# New kook here



## freshy (Nov 18, 2009)

Seems like a great setup to me.


----------



## jae (Nov 27, 2015)

might want to get a more mellow board before getting the flagship. get the jones mtn twin. and get your boots fitted. you might be size 10.5 wide or something..


----------



## Kookhere (Dec 23, 2016)

jae said:


> might want to get a more mellow board before getting the flagship. get the jones mtn twin.


Jae, I do not ride switch or park.


----------



## jae (Nov 27, 2015)

Kookhere said:


> Jae, I do not ride switch or park.


you don't HAVE to ride park. it's a do it all board.


----------



## Kookhere (Dec 23, 2016)

I like the flagship but also looking at never summer 25 166 wide. A bit undecided but leaning towards flagship.


----------



## Fielding (Feb 15, 2015)

Definitely have a pro help you get proper boot size. You probably think you wear a larger boot than you really should wear. Once you know your proper boot size, look at your options. Wide boards are necessary for some and they do have their virtues. But they can be slow to get from rail to rail and are less nimble than narrower boards. You might consider something softer than the Flagship. What it does it does very well in the hands of an experienced all mountain rider. But there are more forgiving, flexier boards that might be better suited to cruising groomers and carving up your local mountain.


----------



## Fielding (Feb 15, 2015)

Kookhere said:


> I like the flagship but also looking at never summer 25 166 wide. A bit undecided but leaning towards flagship.
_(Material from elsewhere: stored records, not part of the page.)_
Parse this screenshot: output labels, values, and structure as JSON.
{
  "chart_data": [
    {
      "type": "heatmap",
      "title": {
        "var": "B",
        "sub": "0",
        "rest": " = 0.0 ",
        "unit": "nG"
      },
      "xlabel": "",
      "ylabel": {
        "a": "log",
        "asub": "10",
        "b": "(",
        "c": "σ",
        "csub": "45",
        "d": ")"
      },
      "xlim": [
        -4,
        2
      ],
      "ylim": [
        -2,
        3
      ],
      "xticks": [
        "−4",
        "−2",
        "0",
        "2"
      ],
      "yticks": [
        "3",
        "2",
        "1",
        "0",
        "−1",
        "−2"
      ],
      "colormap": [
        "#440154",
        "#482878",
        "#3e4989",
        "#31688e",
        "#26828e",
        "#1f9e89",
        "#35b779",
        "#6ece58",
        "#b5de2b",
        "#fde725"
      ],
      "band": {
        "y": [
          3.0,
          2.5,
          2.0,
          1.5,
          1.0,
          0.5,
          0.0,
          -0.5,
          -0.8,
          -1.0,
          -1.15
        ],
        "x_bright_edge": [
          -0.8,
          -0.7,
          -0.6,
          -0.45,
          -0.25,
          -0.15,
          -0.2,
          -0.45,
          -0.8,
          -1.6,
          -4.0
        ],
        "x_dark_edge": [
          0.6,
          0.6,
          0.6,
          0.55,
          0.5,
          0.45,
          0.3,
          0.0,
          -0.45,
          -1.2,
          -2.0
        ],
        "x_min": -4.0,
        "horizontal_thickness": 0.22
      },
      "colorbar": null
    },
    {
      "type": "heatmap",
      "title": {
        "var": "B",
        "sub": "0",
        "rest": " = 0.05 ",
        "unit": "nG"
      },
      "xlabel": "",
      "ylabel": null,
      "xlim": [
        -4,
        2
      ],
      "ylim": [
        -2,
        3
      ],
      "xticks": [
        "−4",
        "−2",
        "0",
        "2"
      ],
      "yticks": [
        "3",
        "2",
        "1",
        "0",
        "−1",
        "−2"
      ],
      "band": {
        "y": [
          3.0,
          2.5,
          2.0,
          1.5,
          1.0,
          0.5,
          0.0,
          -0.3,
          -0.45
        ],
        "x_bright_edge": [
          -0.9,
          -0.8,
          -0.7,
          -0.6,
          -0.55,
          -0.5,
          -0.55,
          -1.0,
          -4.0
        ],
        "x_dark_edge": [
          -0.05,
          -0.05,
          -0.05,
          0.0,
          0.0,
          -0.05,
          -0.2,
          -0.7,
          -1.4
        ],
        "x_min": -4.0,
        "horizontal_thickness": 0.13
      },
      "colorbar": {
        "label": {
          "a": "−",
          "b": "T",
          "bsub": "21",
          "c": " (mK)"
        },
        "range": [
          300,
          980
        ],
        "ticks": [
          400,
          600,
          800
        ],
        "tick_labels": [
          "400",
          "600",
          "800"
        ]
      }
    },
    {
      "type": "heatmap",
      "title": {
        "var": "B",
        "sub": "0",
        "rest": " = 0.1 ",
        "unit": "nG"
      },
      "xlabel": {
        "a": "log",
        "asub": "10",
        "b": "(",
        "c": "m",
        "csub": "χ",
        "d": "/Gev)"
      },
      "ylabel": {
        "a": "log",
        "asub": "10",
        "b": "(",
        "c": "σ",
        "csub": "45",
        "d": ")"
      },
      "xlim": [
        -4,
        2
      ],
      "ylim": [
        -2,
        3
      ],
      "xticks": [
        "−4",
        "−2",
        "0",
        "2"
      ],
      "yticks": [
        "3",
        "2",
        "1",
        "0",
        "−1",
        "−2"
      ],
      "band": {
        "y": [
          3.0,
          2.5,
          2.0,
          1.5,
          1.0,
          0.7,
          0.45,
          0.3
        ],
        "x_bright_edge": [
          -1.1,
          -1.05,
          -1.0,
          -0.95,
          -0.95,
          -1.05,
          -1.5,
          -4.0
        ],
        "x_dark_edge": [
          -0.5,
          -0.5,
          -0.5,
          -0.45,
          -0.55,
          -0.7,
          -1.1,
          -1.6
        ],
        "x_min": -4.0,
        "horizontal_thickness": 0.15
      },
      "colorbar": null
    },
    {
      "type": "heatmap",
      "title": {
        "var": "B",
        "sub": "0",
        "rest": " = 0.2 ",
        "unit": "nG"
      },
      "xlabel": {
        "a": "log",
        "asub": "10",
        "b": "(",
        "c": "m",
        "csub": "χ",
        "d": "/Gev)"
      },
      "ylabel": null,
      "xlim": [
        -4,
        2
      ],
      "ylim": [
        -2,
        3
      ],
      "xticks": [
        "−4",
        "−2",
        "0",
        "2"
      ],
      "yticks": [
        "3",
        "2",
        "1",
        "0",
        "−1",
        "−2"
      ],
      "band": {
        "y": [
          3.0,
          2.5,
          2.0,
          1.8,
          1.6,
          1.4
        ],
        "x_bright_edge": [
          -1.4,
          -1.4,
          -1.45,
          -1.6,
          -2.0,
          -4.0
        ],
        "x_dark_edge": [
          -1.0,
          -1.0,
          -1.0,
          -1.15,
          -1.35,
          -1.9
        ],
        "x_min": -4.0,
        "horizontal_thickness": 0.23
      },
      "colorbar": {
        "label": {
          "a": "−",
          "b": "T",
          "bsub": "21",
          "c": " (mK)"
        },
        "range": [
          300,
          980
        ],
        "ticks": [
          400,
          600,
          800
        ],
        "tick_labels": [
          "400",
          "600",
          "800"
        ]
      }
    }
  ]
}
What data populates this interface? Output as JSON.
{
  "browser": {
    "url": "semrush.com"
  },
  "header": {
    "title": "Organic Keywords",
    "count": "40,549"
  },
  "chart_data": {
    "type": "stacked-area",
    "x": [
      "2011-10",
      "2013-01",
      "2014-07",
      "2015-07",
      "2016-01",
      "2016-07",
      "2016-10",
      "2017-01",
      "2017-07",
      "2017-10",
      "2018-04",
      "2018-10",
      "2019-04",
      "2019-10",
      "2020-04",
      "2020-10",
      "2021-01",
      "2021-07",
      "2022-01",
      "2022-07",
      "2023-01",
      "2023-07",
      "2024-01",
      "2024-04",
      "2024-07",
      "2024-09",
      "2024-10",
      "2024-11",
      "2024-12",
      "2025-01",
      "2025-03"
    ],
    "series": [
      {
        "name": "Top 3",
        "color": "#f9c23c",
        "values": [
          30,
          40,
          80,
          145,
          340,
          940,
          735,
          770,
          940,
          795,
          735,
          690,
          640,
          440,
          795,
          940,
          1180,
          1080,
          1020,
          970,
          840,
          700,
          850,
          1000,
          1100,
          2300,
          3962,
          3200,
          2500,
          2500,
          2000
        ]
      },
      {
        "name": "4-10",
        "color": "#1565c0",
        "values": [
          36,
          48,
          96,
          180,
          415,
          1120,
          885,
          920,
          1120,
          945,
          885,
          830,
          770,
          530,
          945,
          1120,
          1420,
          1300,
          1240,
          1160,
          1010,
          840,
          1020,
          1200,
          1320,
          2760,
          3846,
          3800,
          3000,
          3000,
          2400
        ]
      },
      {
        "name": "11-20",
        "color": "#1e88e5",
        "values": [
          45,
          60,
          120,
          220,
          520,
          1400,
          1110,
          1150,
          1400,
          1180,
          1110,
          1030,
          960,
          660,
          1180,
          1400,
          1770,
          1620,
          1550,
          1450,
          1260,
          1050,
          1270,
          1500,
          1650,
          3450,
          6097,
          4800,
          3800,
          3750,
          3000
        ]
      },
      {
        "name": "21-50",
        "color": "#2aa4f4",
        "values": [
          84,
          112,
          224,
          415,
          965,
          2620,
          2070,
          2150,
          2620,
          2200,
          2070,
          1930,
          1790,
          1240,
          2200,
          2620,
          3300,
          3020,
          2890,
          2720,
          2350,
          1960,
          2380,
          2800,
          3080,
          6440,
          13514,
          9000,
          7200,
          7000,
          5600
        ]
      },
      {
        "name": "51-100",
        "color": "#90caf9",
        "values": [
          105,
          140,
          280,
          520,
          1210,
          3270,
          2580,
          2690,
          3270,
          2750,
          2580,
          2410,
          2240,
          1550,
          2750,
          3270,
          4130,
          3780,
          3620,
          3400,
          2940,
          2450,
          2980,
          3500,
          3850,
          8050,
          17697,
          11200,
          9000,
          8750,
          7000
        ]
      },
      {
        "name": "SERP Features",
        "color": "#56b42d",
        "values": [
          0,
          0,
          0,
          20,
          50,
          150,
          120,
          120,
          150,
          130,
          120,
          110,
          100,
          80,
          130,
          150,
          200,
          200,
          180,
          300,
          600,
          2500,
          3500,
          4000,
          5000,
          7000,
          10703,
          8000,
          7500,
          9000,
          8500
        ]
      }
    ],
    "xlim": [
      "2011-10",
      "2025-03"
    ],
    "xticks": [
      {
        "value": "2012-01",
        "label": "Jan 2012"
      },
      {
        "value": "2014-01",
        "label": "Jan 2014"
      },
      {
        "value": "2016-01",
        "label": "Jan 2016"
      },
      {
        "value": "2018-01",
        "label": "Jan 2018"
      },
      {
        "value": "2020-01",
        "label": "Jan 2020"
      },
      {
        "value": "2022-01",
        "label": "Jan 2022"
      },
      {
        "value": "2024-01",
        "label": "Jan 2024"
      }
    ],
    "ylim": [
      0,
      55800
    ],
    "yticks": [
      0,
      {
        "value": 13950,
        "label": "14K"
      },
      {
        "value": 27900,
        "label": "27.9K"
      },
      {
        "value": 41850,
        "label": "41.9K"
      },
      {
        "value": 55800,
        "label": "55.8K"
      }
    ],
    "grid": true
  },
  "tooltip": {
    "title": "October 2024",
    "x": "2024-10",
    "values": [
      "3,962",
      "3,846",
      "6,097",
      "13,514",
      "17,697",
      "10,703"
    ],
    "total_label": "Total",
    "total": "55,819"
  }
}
It seems odd to me that those would be the two decks you'd try to choose from. They are very different boards. I like NS's cam-rock profile when things aren't too icy. It makes for a very playful, forgiving ride. It's very loose. The Flagship's camber in the middle might be more stable on hard snow. But with it's tougher flex it won't really show it's virtues until you are really hauling ass down the mountain. (This is where you should be asking yourself things like: what kind of snow will I be on mostly? Do I like to haul ass? Will I be on big mountains or small mountains? How worried am I about my board being "cool"? Am I "cool"?) A Burton Custom with traditional camber is softer then the flagship and it has a lot of edge hold on hardpack. It comes in a wide size if necessary. I own about 6 decks and it I'd describe it as a quiver killer. Some people think that Burton is just a big name and that their stuff isn't actually good. In the case of the Custom, nothing could be further from the truth. I routinely take it on trips because I know it has me covered no matter what.


----------